A revived 421-a tax break program may soon be in the offing, and this new version could see exemption on buildings extended to 45 years from the previous 25 years, Politico reports.
Talks of the revival first surfaced in August this year. The main point of contention that led to the program’s expiration in January this year was union-level wages. Despite a proposal to extend the exemption to 35 years last summer, the Real Estate Board of New York (REBNY) and the Building and Construction Trades Council of New York were not able to come to an agreement on wages.
Now it appears that Governor Andrew Cuomo, developers, and workers unions are in the midst of closed-door negotiations to hammer out a final proposal to renew the program, which has seen the city lose over $1.2 billion in revenue this year, according to Politico.
From what we do know so far, the group overall is considering an average wage of $60/hour for workers on projects with 300 or more apartments that are in most parts of Manhattan and on the waterfront in Brooklyn and Queens. In other parts of Queens and Brooklyn it would be $45/hour on average.

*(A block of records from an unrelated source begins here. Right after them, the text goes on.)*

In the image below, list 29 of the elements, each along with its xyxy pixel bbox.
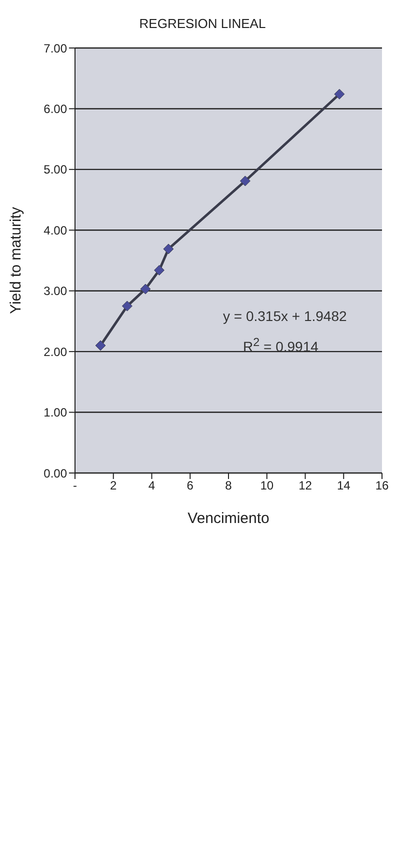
annotation: y = 0.315x + 1.9482 [223,308,347,324]
y-tick-label: 6.00 [44,102,68,116]
chart-title: REGRESION LINEAL [138,16,267,31]
y-axis-title: Yield to maturity [7,206,24,314]
y-tick-label: 0.00 [44,466,68,480]
y-tick-label: 3.00 [44,284,68,298]
x-tick-label: 14 [336,478,351,493]
x-tick-label: 6 [186,478,194,493]
x-tick-label: 4 [148,478,156,493]
point [240,176,250,186]
x-tick-label: 12 [298,478,312,493]
point [122,300,132,312]
x-tick-label: 10 [260,478,274,493]
y-tick-label: 7.00 [44,41,68,56]
y-tick-label: 5.00 [44,162,68,177]
x-tick-label: 16 [375,478,389,493]
point [334,88,345,100]
point [163,244,174,254]
x-axis-title: Vencimiento [188,510,270,527]
y-tick-label: 4.00 [44,223,68,238]
x-tick-label: - [73,478,77,493]
annotation: R$^{2}$ = 0.9914 [243,336,318,355]
x-tick-label: 2 [110,478,118,493]
point [154,264,164,276]
y-tick-label: 2.00 [44,344,68,359]
y-tick-label: 1.00 [44,406,68,420]
point [95,340,106,351]
x-tick-label: 8 [225,478,232,493]
point [140,284,151,294]
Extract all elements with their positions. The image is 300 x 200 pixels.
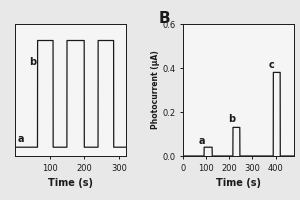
Text: a: a	[18, 134, 24, 144]
X-axis label: Time (s): Time (s)	[48, 178, 93, 188]
Text: c: c	[268, 60, 274, 70]
Text: B: B	[159, 11, 171, 26]
X-axis label: Time (s): Time (s)	[216, 178, 261, 188]
Y-axis label: Photocurrent (μA): Photocurrent (μA)	[151, 51, 160, 129]
Text: a: a	[199, 136, 206, 146]
Text: b: b	[228, 114, 236, 124]
Text: b: b	[29, 57, 36, 67]
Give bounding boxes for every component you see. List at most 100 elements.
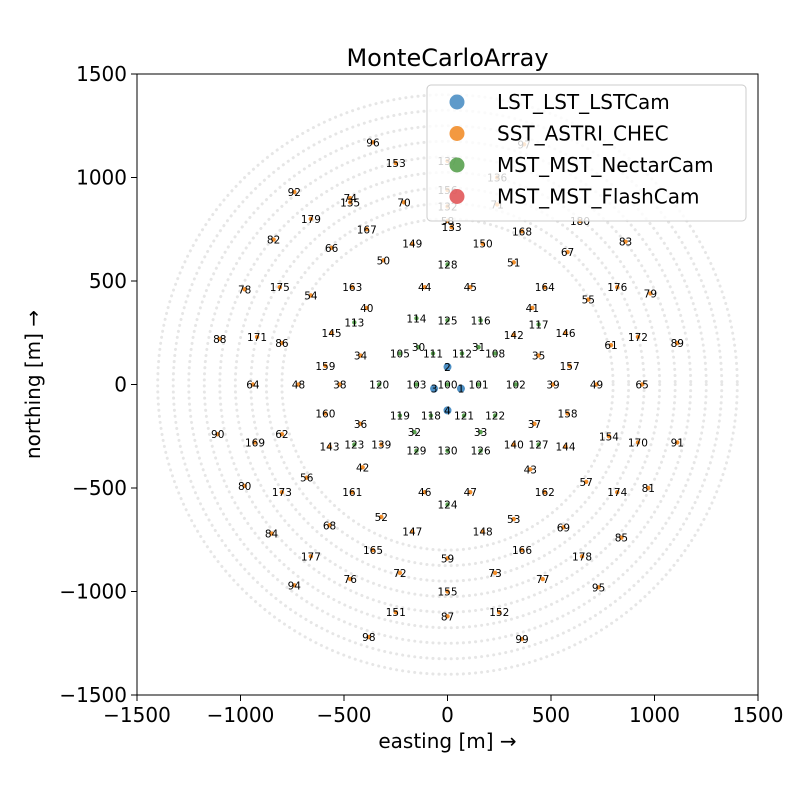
point-label-55: 55: [582, 295, 595, 307]
y-tick-label-1: −1000: [59, 580, 127, 604]
point-label-41: 41: [526, 303, 539, 315]
point-label-168: 168: [512, 226, 532, 238]
point-label-76: 76: [344, 574, 358, 586]
point-SST_ASTRI_CHEC-139: [379, 442, 384, 447]
point-SST_ASTRI_CHEC-169: [252, 440, 258, 445]
point-SST_ASTRI_CHEC-90: [215, 431, 220, 437]
point-label-83: 83: [619, 237, 632, 249]
point-SST_ASTRI_CHEC-91: [675, 440, 680, 445]
x-tick-label-4: 500: [532, 703, 570, 727]
point-label-117: 117: [529, 319, 549, 331]
point-label-155: 155: [437, 587, 457, 599]
legend-label-1: SST_ASTRI_CHEC: [497, 122, 669, 146]
point-label-175: 175: [270, 282, 290, 294]
point-label-150: 150: [473, 239, 493, 251]
y-tick-label-5: 1000: [76, 166, 127, 190]
y-tick-label-6: 1500: [76, 62, 127, 86]
point-label-164: 164: [535, 282, 555, 294]
point-label-172: 172: [628, 332, 648, 344]
point-label-78: 78: [238, 284, 251, 296]
point-label-99: 99: [515, 634, 528, 646]
point-SST_ASTRI_CHEC-162: [542, 489, 547, 495]
point-MST_MST_NectarCam-125: [445, 318, 450, 323]
point-SST_ASTRI_CHEC-96: [370, 140, 376, 145]
point-SST_ASTRI_CHEC-77: [540, 576, 545, 582]
point-SST_ASTRI_CHEC-34: [358, 353, 363, 358]
point-label-152: 152: [489, 607, 509, 619]
point-label-48: 48: [292, 380, 305, 392]
point-label-57: 57: [580, 477, 593, 489]
point-label-44: 44: [418, 282, 432, 294]
point-SST_ASTRI_CHEC-149: [410, 241, 415, 246]
point-SST_ASTRI_CHEC-165: [370, 547, 376, 553]
point-label-4: 4: [444, 405, 451, 417]
point-SST_ASTRI_CHEC-48: [296, 382, 301, 387]
point-label-165: 165: [363, 545, 383, 557]
point-SST_ASTRI_CHEC-64: [250, 382, 256, 387]
point-label-151: 151: [386, 607, 406, 619]
point-label-133: 133: [442, 222, 462, 234]
point-label-176: 176: [607, 282, 627, 294]
y-tick-label-2: −500: [72, 476, 127, 500]
point-label-30: 30: [412, 342, 425, 354]
point-label-59: 59: [441, 553, 454, 565]
point-SST_ASTRI_CHEC-140: [511, 442, 516, 447]
point-SST_ASTRI_CHEC-86: [279, 340, 285, 346]
point-label-77: 77: [536, 574, 549, 586]
point-SST_ASTRI_CHEC-167: [364, 227, 369, 232]
point-label-147: 147: [402, 526, 422, 538]
point-label-84: 84: [265, 529, 279, 541]
point-SST_ASTRI_CHEC-87: [445, 614, 450, 619]
point-SST_ASTRI_CHEC-55: [586, 297, 591, 302]
point-SST_ASTRI_CHEC-157: [567, 363, 572, 369]
point-SST_ASTRI_CHEC-81: [646, 485, 651, 491]
point-label-154: 154: [599, 431, 619, 443]
point-SST_ASTRI_CHEC-98: [366, 634, 372, 640]
point-label-65: 65: [635, 380, 648, 392]
point-label-121: 121: [454, 411, 474, 423]
point-label-112: 112: [452, 348, 472, 360]
point-MST_MST_NectarCam-124: [445, 502, 450, 507]
point-label-95: 95: [592, 582, 605, 594]
point-SST_ASTRI_CHEC-142: [511, 332, 516, 338]
point-label-46: 46: [418, 487, 432, 499]
point-SST_ASTRI_CHEC-38: [337, 382, 343, 387]
point-SST_ASTRI_CHEC-68: [327, 523, 332, 528]
point-label-64: 64: [246, 380, 260, 392]
point-label-32: 32: [408, 427, 421, 439]
point-SST_ASTRI_CHEC-164: [542, 285, 547, 290]
point-label-70: 70: [397, 197, 410, 209]
point-SST_ASTRI_CHEC-155: [445, 589, 450, 594]
point-SST_ASTRI_CHEC-67: [565, 249, 570, 255]
point-label-153: 153: [386, 158, 406, 170]
y-axis-ticks: −1500 −1000 −500 0 500 1000 1500: [59, 62, 137, 707]
point-label-178: 178: [572, 551, 592, 563]
point-MST_MST_NectarCam-119: [397, 413, 403, 418]
point-SST_ASTRI_CHEC-74: [348, 196, 353, 201]
point-label-66: 66: [325, 243, 339, 255]
point-SST_ASTRI_CHEC-133: [449, 224, 454, 230]
point-label-145: 145: [322, 328, 342, 340]
point-label-67: 67: [561, 247, 574, 259]
point-label-103: 103: [406, 380, 426, 392]
point-SST_ASTRI_CHEC-53: [511, 516, 516, 522]
point-MST_MST_NectarCam-122: [492, 413, 498, 418]
point-label-111: 111: [423, 348, 443, 360]
point-SST_ASTRI_CHEC-143: [327, 444, 332, 449]
point-SST_ASTRI_CHEC-66: [329, 245, 334, 251]
point-label-56: 56: [300, 473, 314, 485]
point-SST_ASTRI_CHEC-85: [619, 535, 624, 540]
point-label-130: 130: [437, 446, 457, 458]
y-axis-label: northing [m] →: [21, 310, 45, 459]
point-SST_ASTRI_CHEC-80: [242, 483, 247, 489]
point-SST_ASTRI_CHEC-173: [279, 489, 285, 495]
point-SST_ASTRI_CHEC-44: [422, 285, 427, 290]
point-label-87: 87: [441, 611, 454, 623]
point-MST_MST_NectarCam-130: [445, 448, 450, 453]
point-label-140: 140: [504, 440, 524, 452]
point-label-113: 113: [344, 317, 364, 329]
x-tick-label-2: −500: [317, 703, 372, 727]
point-MST_MST_NectarCam-126: [478, 448, 483, 453]
point-label-166: 166: [512, 545, 532, 557]
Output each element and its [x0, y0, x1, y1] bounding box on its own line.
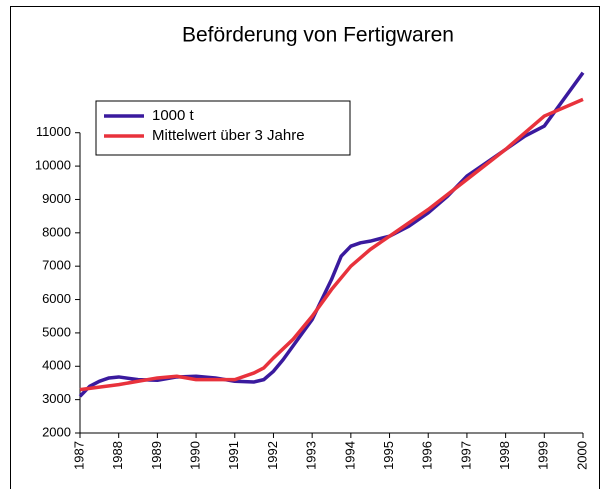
x-tick-label: 1996 [420, 441, 435, 470]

The program was previously criticized for favoring real estate developers and not creating enough affordable units, not just in terms of quantity but also the income range they were being offered at. Construction unions argued prior to the expiration that just the developers were making bank on the projects.
Since the program’s expiration, the city has seen almost no new applications for rental buildings, The administration on its part however has argued that its intention to create 80,000 new units of low and middle-income apartments will not be affected regardless of the program’s existence.